Getting Started with Google Cloud Platform

Introduction

All Hartwig Medical Foundation data and data processing is hosted on the Google Cloud Platform (GCP). GCP provides the storage scale needed to offer access to the entire Hartwig Medical Foundation dataset, including more than a petabyte of raw reads. Furthermore, hosting the data in a cloud environment gives Licensees the ability to bring their analysis to the data, avoiding long download times, expensive on-premise storage and security and privacy issues associated with multiple copies of the data. GCP has a variety of services which can be used to analyse the data at scale, from single on-demand virtual machines to Spark clusters.

When your Data Access Request is granted, we will need a valid GCP account for the authorised Licensee. This account can be created from any valid personal email address from your institution connected to the License Agreement, and will be your login to the system. In any case, this email address should be included in the original Data Access Request as connecting new email addresses to your License Agreement will involve extra paperwork to ensure GDPR-compliant documentation of data access.

This document outlines the process for acquiring an account for Hartwig Medical Foundation data access and integrating it with your computational requirements, including potentially relevant financial/accounting and internal IT organisation aspects. We strongly suggest you start this process as soon as possible when initiating a Data Access Request, so that when we make the data available there are no barriers to begin working with it.

Self-Service

The simplest way to access GCP is to use the self-service option with a credit card attached to your account for billing. The advantage of this method is the speed of setup and convenience, you can have your account created and ready within minutes. The disadvantage is that the credit card you use must have sufficient funds for your workloads. Furthermore, if you want to use this account to scale up your analyses, you will likely have issues getting access to sufficient resources. Therefore, we recommend this path solely for the Licensees who only want to download a small amount of data for ad hoc analysis. For instance, VCF files to parse and load into a local database, R studio or notebook. Please do note that egress of data from GCP is always associated with costs outlined here.

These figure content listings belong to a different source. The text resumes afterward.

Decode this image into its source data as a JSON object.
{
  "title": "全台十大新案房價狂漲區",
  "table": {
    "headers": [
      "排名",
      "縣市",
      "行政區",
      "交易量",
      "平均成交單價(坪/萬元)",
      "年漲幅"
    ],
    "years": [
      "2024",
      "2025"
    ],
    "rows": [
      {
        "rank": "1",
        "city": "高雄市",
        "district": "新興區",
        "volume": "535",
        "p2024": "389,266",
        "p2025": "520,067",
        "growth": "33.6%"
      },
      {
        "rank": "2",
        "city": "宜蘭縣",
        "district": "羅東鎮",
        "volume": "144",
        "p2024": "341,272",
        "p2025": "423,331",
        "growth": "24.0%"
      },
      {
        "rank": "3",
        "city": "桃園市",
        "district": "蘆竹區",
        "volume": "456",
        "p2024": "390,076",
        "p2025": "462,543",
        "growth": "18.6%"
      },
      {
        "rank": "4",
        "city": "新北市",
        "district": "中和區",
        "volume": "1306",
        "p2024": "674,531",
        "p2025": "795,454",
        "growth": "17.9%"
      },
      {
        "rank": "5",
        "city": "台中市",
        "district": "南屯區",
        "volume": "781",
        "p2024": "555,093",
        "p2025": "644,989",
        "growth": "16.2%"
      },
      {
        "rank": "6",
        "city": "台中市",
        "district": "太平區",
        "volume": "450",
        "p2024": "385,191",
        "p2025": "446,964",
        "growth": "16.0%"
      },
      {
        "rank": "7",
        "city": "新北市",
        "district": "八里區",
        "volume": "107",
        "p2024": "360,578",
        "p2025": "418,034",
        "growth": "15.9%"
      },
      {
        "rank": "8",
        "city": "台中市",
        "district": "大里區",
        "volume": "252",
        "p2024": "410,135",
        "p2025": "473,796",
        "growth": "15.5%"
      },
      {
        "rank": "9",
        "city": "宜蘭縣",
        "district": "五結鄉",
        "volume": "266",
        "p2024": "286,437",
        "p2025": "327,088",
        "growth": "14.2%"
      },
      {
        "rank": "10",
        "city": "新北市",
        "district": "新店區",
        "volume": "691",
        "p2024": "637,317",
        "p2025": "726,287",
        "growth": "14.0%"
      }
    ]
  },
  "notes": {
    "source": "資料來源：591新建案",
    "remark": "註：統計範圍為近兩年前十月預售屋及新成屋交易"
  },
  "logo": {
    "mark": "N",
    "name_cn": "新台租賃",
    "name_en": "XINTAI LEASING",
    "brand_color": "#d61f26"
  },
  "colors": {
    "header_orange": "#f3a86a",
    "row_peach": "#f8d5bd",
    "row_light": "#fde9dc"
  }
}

To create a self-service account navigate to the GCP console. When prompted to log-in click the “Create Account” link and follow the steps. Make sure you use the personal email address from your institution which was listed on the Hartwig Medical Foundation Data Access Request application. Important: do not use your institute email address as alternate email address on your GCP account set up with a gmail address; also, do not add a gmail address to the GCP account you set up with your institute email address. We will do regular ACL/IAM permission checks on data that is made available for a Data Access Request. This enables us to monitor the existence of a gmail address related to the GCP account for which the data is made available. If we monitor this, we directly need to revoke access since this is a breach of the Licence Agreement. If for some reason you cannot create a GCP account with your institute email address, please contact info@hartwigmedicalfoundation.nl and we can help find a solution. When you create an account please ensure you have 2FA authentication enabled as this is obligatory for Hartwig Medical Foundation data use (and specified in the License Agreement that your organisation signs with Hartwig Medical Foundation).

Once you have signed in to the console you can create a billing account by following the instructions here, or by claiming the complimentary $300 credit (at the time of writing and courtesy of Google) by clicking on the link in the banner. The self-service option requires a valid credit card for billing, which can be an institutional or personal card.

Google Certified Partner

You can also set up an organisational account(s) with Google via a certified Partner. A partner works with Google to provide you with guidance, support and will manage invoicing and payment. If your IT department already works with a certified Partner, this can be an effective and quick way to get an institutional account created, leveraging existing legal arrangements with a group already familiar with your organisation. Partners can also provide you with services and support to help get the most out of the platform. An account created with a partner will be invoiced via your finance department and will be much less restricted when it comes to resource quotas.

A complete list of partners can be found here, most large IT consulting firms are also Google certified partners. The first step is to get in touch with your internal IT department and determine if you already have an existing relationship with a partner. If so, contact their sales department and go from there.

We recommend this path for Licensees wishing to take full advantage of processing capabilities in the cloud, doing analysis on large sets of raw data in parallel, and/or would benefit from additional technical support from a group with GCP expertise.

Direct with Google

It is also possible to set up a direct business to business account with Google. In this setup your organisation will create a contract with Google (Cloud Master Agreement) and your finance department will receive invoices directly from Google.

This arrangement has the same benefits as a partner in regards to resource access and billing. It can also be an advantage for an organisation with a strong IT team to reduce the overhead and cost of a partner. However arranging a contract can take a significant amount of time and negotiation if you need to deviate from their standard agreement for company policy reasons.

To start the process of creating a direct relationship with Google you can find your local sales team here.

We recommend this path for Licensees wishing to take full advantage of processing capabilities in the cloud, doing analysis on large sets of raw data, but feel confident enough to architect their own cloud setup internally.